Acórdão nº 11599/18.5T8LSB.L1.S1 de Supremo Tribunal de Justiça (Portugal), 21 de Abril de 2022

Magistrado ResponsávelLEONOR CRUZ RODRIGUES
Data da Resolução21 de Abril de 2022
EmissorSupremo Tribunal de Justiça (Portugal)

Procº nº 11599/18.5T8LSB.L1.S1 4ª Secção Acordam na Secção Social do Supremo Tribunal de Justiça.

I 1. Relatório 1.

No Juízo do Trabalho ... do Tribunal Judicial da Comarca ..., AA propôs contra “OSÍRIS – VIAGENS E TURISMO, Lda” acção especial de impugnação da regularidade e licitude do despedimento, na qual se opôs ao despedimento promovido pela Empregadora com fundamento em justa causa de despedimento.

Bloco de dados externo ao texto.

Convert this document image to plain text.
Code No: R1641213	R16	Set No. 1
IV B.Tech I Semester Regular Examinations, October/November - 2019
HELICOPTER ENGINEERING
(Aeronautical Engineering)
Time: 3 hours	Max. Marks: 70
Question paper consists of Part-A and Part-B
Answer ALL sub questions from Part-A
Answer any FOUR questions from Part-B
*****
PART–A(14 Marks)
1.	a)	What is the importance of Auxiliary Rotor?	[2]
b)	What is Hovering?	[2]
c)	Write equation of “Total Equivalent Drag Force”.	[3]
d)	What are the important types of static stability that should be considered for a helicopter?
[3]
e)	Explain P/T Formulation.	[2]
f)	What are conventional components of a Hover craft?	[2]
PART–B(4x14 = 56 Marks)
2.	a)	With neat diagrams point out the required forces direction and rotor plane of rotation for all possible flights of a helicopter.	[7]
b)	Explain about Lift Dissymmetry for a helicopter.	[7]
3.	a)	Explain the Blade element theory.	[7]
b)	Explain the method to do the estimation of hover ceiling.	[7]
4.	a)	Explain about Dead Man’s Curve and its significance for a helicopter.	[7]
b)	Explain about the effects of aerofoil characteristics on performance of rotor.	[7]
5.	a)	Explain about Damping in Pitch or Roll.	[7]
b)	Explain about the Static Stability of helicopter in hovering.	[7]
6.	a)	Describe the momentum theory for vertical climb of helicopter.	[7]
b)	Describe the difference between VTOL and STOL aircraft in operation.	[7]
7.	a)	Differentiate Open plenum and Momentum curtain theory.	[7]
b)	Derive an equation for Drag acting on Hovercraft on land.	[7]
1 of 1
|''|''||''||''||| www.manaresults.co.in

  1. Realizada a audiência de partes e frustrada a conciliação a Empregadora apresentou articulado de motivação do despedimento, invocando que a trabalhadora violou, de forma irremediável, os deveres de respeito, obediência e lealdade, ao desviar clientela para empresa concorrente da sua entidade empregadora.

  2. A este articulado respondeu a trabalhadora apresentando contestação, na qual invocou a nulidade do procedimento disciplinar e a sua invalidade, impugnou a motivação do despedimento e concluiu pedindo que fosse declarado ilícito o despedimento e a condenação da Empregadora na sua reintegração ou no pagamento da indemnização segundo opção ulterior, no pagamento de retribuições vencidas e vincendas, em indemnização por danos não patrimoniais, e créditos salariais resultantes de horas de formação não ministradas e trabalho suplementar.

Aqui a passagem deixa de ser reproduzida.